Im zweiten Hauptteil der Arbeit nimmt Marx-Jaskulski eine andere Perspektive ein. Sie analysiert Armut aus einem lebensweltlichen Kontext heraus und stellt die Wahrnehmung von Armen und Bedürftigen durch Behörden einerseits und Bevölkerung andererseits dar. In diesem Teil nimmt sie erstmals wirklich materiell Bezug zum Thema ,,Armut auf dem Land". Sie verdeutlicht, welchen Einfluss gegenseitige soziale Kontrolle unter den Bewohnern ländlicher Räume auf die Beantragung öffentlicher Fürsorgeleistungen hatte. Damit verbunden präzisiert sie den Einfluss zwischenmenschlicher Repressionen gegenüber bedürftigen, Fürsorgeleistungen in Anspruch nehmenden Personen in kleinen sozialen Gemeinschaften. So macht die Autorin sichtbar, warum gerade in den untersuchten Regionen recht wenige Anträge auf Unterstützung durch die öffentliche Fürsorge von Bedürftigen gestellt wurden. Dieser Tatsache widmet sie besondere Aufmerksamkeit, da ihrer Interpretation zufolge die Zahl der Bedürftigen auf dem Land insgesamt wesentlich höher gewesen sein dürfte als die Zahl der Antragssteller. Zugleich arbeitet sie heraus, dass Armut zumeist keine statische auf Dauer angelegte Kategorie gewesen ist, sondern im Wesentlichen ein Merkmal verschiedener Lebensphasen einzelner Individuen, wie beispielsweise vorübergehend Arbeitsunfähige oder Witwen, darstellte.

Marx-Jaskulski bietet mit ihrer mikrogeschichtlichen Forschungsarbeit eine detaillierte Sicht auf Armut und öffentliche Fürsorge in den Kreisen Bernkastel und Wittlich. Akkurat zeichnet sie die Entwicklung preußischer Armengesetzgebung bis in die Weimarer Republik hinein nach. Die Autorin beschreibt umfassend die institutionellen Prozesse der Armenfürsorge und gibt zugleich interessante Einblicke, wie Armut auf dem Land wahrgenommen, erlebt und gelebt wurde und wie das öffentliche Fürsorgesystem im Einzelfall hierauf reagierte. Generalisierbare Aussagen für das gesamte Deutsche Reich dürften sich damit aber nur schwerlich formulieren lassen.
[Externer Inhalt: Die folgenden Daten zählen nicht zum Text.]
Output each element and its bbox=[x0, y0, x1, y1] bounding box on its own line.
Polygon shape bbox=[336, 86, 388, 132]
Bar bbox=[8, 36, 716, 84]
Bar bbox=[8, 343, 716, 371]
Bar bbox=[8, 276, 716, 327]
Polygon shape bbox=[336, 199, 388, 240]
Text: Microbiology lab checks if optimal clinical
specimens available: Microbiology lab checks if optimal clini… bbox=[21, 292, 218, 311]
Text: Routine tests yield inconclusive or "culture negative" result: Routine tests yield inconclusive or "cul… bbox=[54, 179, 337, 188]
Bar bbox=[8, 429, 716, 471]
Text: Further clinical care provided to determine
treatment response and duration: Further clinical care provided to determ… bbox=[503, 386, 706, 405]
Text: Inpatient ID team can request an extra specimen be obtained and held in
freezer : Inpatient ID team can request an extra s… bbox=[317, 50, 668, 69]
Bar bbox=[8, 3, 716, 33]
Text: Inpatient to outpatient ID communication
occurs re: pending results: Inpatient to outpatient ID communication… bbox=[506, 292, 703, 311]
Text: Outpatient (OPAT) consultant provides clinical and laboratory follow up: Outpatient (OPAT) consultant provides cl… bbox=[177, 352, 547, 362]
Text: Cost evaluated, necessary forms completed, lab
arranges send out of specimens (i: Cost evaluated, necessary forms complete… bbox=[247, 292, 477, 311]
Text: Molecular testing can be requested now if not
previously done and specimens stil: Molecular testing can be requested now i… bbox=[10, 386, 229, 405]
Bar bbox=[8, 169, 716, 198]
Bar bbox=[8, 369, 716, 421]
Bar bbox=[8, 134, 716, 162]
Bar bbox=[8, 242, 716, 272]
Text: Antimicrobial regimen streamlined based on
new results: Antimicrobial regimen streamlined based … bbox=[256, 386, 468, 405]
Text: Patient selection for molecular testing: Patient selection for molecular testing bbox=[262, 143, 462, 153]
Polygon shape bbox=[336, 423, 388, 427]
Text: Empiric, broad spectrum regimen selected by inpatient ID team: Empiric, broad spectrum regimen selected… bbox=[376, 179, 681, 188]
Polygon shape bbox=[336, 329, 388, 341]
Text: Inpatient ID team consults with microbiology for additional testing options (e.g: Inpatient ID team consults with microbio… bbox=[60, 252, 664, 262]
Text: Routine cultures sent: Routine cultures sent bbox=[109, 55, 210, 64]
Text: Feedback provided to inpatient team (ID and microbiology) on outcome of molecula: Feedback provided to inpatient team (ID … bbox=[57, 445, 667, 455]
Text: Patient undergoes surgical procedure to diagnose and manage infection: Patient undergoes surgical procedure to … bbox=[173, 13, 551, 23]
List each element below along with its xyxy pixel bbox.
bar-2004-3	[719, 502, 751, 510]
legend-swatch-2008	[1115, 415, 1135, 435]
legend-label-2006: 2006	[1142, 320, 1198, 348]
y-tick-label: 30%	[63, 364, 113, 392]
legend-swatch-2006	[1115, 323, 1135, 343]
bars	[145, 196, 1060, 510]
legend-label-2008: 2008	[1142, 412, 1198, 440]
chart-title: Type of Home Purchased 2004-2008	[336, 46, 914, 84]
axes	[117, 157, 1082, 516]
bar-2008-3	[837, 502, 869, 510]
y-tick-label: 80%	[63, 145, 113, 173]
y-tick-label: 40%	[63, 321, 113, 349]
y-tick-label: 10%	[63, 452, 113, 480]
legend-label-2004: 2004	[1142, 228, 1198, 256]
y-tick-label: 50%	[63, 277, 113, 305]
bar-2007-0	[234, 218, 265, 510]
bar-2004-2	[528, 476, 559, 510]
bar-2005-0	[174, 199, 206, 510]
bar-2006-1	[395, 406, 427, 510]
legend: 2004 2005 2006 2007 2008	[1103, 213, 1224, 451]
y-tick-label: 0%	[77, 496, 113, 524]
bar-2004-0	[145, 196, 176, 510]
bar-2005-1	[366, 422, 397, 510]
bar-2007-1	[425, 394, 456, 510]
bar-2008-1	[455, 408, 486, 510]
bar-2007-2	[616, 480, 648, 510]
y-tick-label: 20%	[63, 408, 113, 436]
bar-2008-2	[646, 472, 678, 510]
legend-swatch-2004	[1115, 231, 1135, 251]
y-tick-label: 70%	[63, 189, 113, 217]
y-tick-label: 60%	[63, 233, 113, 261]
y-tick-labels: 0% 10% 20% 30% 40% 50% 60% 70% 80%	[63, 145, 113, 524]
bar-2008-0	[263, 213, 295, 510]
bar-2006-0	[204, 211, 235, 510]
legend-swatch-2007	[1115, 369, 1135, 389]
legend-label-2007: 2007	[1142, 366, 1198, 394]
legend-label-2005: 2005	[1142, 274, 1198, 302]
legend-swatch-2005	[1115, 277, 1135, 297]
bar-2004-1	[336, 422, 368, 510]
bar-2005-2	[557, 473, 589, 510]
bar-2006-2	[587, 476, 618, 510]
Die Organisation öffentlicher Fürsorge war bis zum Ersten Weltkrieg zwar institutionell geregelt, jedoch, und das arbeitet die Autorin nachvollziehbar heraus, regional höchst unterschiedlich organisiert. Dabei dürfen der Einfluss freier Fürsorgeorganisationen und ihrer Akteure im gesamten Untersuchungszeitraum sowie die Bedeutung von Stiftungen zur Armenpflege und deren Einbindung in die Gemeindestrukturen bis zur Inflation 1923 auf das zu gewährende Ausmaß öffentlicher Fürsorge nicht unterschätzt werden. Gerade dieses für die Entwicklung des deutschen Sozialstaats charakteristische Neben- und Miteinander der öffentlichen und freien Träger wirkte sich letztlich auch auf die Gewährung öffentlicher Hilfen und das Vorgehen der Behörden aus.